In turn magical and menacing, the dramatic peaks of Dartmoor have captivated visitors for hundreds of years. Now more than ever, the wild, open landscape of the moor presents a sanctuary from the real world.
Squint into the distance on a blustery mid-September morning and tiny specks are visible on the ascent to Devon’s best known, though not its highest, craggy outcrop, Haytor. It’s half a mile from the road to the summit, up a long, steep incline to its 457-metre peak. The tiny specks are climbers rigging up to assail it.
Long a favourite of both climbers and hikers, Dartmoor forms the largest area of granite in the UK. Its 160 tors range from the smallest, at just 30m above sea level, to the mighty High Willowhays at 621m high.
On the lower pathways of the moorland below Haytor, the track ranges from rock that nature formed thousands of years ago, to grassy banks and stony paths.
Twelve minutes up, after a breath-sapping sprint to the top, and seated on a stony promontory beside the tor, I’m drinking in 360-degree views of the countryside: to the south east the estuary town of Shaldon, its bridge across the River Teign built with Dartmoor granite and, distantly, to the north the market towns of Tavistock and Okehampton.

This is an ancient landscape. Its barren and craggy terrain once home to the heavy industry that saw rock its from tors sent far afield to build some of Britain’s most iconic monuments like London Bridge, Buckingham Palace, and The British Museum.
Relics from the Stone and Bronze Ages remain here too and on the moor’s eastern side are the remains of three deserted mediaeval settlements: Houndtor, Hutholes and Dinna Clerks which are believed to date back to the 13th Century. This is a place where history lives on, and where children may walk among the ruins and explore the past that still stands before them.
Starting close to the foot of Haytor The Templar Way is a, flat easy walking route that runs from the southern section of the moor to Teignmouth and the sea. Eighteen miles long, it takes the name of 19th Century quarry manager George Templar who designed a tramway to move rock from the heights of the moor to the sea for transport. Unused now for 100 years, it celebrated the 200thanniversary of its construction in 2020 and though nature may have largely reclaimed it with gorse and bracken, its tracks and points can still be seen.

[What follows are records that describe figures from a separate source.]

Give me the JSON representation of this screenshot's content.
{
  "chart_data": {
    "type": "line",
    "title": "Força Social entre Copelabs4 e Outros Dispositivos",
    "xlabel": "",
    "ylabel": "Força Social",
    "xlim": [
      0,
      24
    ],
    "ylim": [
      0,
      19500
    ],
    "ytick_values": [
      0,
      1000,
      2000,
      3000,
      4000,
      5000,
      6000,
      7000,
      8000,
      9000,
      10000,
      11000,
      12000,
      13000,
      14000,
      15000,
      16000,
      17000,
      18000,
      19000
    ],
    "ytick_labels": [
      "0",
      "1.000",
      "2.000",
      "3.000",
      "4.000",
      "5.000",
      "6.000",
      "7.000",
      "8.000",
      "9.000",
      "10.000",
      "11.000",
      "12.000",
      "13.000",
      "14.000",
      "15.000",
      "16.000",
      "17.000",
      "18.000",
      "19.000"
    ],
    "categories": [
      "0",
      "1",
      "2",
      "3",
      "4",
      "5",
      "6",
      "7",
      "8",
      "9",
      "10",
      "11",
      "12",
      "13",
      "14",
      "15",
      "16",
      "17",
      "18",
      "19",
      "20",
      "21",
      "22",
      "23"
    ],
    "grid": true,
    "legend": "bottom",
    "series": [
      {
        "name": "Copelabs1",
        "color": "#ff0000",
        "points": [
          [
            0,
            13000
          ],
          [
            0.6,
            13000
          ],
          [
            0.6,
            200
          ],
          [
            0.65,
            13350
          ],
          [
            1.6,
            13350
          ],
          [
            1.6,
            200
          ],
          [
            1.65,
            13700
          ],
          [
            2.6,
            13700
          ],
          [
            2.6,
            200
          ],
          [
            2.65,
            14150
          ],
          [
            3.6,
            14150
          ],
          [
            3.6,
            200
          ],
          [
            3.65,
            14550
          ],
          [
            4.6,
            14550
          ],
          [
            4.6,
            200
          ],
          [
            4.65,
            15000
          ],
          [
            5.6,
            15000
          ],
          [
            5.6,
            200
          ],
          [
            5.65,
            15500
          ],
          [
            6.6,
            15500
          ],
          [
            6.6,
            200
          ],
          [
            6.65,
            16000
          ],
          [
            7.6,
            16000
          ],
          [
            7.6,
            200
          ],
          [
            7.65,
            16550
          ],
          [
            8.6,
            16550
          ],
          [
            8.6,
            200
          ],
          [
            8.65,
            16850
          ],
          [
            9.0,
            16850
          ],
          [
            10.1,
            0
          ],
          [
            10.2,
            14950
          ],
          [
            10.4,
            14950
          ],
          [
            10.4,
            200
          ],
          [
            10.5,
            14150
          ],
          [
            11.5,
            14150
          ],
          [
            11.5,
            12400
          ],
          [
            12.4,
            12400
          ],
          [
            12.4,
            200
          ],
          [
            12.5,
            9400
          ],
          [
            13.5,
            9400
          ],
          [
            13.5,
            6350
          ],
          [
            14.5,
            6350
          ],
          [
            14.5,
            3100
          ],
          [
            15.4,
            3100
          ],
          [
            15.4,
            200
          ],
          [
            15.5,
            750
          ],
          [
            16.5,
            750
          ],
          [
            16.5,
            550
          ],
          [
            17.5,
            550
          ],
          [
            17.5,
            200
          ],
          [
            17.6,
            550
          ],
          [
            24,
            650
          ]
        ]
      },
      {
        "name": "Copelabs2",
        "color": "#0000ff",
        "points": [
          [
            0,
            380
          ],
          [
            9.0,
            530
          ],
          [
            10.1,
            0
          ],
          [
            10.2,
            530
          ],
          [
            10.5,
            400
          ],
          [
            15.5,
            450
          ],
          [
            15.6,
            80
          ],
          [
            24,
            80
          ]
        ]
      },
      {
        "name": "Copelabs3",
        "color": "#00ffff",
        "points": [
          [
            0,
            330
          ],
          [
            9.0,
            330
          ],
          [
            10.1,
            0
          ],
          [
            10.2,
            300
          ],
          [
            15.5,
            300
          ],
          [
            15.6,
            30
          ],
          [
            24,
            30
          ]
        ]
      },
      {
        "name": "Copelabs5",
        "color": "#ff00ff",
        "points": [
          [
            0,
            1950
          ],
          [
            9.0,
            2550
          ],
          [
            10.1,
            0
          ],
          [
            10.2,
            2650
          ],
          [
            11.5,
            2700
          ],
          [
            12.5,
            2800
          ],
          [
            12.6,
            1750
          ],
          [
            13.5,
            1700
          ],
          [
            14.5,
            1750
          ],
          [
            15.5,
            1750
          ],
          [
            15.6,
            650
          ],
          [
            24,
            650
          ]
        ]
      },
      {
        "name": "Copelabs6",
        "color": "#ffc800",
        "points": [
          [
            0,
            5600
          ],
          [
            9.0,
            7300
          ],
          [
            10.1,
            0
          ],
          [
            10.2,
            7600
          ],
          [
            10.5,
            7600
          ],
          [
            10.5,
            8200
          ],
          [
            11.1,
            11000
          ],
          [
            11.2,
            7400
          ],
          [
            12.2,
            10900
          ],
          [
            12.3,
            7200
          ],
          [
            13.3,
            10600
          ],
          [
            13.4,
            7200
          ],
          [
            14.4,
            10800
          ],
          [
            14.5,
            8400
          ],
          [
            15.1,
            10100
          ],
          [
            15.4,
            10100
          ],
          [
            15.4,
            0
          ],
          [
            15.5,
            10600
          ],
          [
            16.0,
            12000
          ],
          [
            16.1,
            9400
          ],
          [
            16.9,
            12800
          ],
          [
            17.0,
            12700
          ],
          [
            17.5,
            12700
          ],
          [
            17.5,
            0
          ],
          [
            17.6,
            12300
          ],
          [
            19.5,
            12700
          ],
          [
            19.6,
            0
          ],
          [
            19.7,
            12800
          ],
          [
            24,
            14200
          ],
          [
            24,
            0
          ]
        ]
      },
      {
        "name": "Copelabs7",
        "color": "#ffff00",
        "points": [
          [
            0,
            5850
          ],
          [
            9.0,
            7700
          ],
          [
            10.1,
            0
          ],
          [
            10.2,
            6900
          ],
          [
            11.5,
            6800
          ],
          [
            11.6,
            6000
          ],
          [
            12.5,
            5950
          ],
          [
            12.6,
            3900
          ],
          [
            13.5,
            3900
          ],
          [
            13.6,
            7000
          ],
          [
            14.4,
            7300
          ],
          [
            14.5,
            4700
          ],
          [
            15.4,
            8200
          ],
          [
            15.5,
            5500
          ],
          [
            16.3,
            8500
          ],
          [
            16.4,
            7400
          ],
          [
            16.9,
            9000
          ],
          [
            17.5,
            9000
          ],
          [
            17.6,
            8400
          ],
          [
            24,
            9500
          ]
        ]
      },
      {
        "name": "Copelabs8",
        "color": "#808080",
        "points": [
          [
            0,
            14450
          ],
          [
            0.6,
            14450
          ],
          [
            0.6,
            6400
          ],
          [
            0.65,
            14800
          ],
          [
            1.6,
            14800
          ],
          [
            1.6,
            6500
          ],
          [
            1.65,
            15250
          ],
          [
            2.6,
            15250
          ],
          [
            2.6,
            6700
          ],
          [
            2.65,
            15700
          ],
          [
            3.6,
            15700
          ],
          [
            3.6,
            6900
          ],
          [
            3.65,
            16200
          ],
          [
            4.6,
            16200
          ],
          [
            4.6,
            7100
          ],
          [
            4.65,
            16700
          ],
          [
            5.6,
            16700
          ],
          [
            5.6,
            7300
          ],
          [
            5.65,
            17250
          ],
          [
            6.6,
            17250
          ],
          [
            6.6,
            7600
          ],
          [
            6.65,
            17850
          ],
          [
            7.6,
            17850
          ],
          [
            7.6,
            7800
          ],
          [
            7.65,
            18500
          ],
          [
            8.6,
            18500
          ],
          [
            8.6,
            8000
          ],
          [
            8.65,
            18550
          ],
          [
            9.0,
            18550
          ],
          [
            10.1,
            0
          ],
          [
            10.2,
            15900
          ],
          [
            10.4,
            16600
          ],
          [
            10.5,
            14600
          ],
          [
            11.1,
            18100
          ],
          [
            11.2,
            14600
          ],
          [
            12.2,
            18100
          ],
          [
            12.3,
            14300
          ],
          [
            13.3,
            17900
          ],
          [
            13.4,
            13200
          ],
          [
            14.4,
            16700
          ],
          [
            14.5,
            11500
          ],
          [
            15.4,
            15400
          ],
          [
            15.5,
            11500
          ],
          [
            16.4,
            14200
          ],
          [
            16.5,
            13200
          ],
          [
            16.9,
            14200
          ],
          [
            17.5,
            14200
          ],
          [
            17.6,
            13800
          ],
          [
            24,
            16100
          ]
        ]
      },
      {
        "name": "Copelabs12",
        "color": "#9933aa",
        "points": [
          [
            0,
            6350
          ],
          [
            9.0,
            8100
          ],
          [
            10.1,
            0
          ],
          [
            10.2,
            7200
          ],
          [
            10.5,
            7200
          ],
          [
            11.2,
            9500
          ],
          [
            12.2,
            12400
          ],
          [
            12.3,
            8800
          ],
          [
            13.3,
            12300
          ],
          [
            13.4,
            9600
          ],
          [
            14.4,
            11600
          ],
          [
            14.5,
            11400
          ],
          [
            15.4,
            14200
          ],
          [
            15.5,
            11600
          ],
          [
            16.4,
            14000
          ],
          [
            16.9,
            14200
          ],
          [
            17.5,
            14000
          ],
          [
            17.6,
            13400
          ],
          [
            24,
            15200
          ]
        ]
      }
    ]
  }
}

Today over 34,000 people live on the moor. Records from 1950 show that human numbers were then matched by a similar sized population of Dartmoor ponies, but their number has dropped so dramatically it is thought there may be as few as 1,500 left. Though they roam freely the ponies are not wild but owned by farmers with grazing rights on the moor. These beautiful, hardy creatures thrive in the changing moorland climate, their dark thick coats protecting them from both winter’s chill and the summer sun. They share the grazing pasture with cows, breeds that include the South Devon, gentle animals with a light red curly coat who share the hardy characteristics of their companions the Dartmoor pony.

The rugged, uncompromising beauty of this landscape is a contradiction, look in any direction and see how the green rolling hills contrast with the stark barren rock of the tors. Now, through a year when the staycation became cool again, the wild beauty of Dartmoor has provided a place not only to blow away the cobwebs but also to be blown away by dramatic vistas.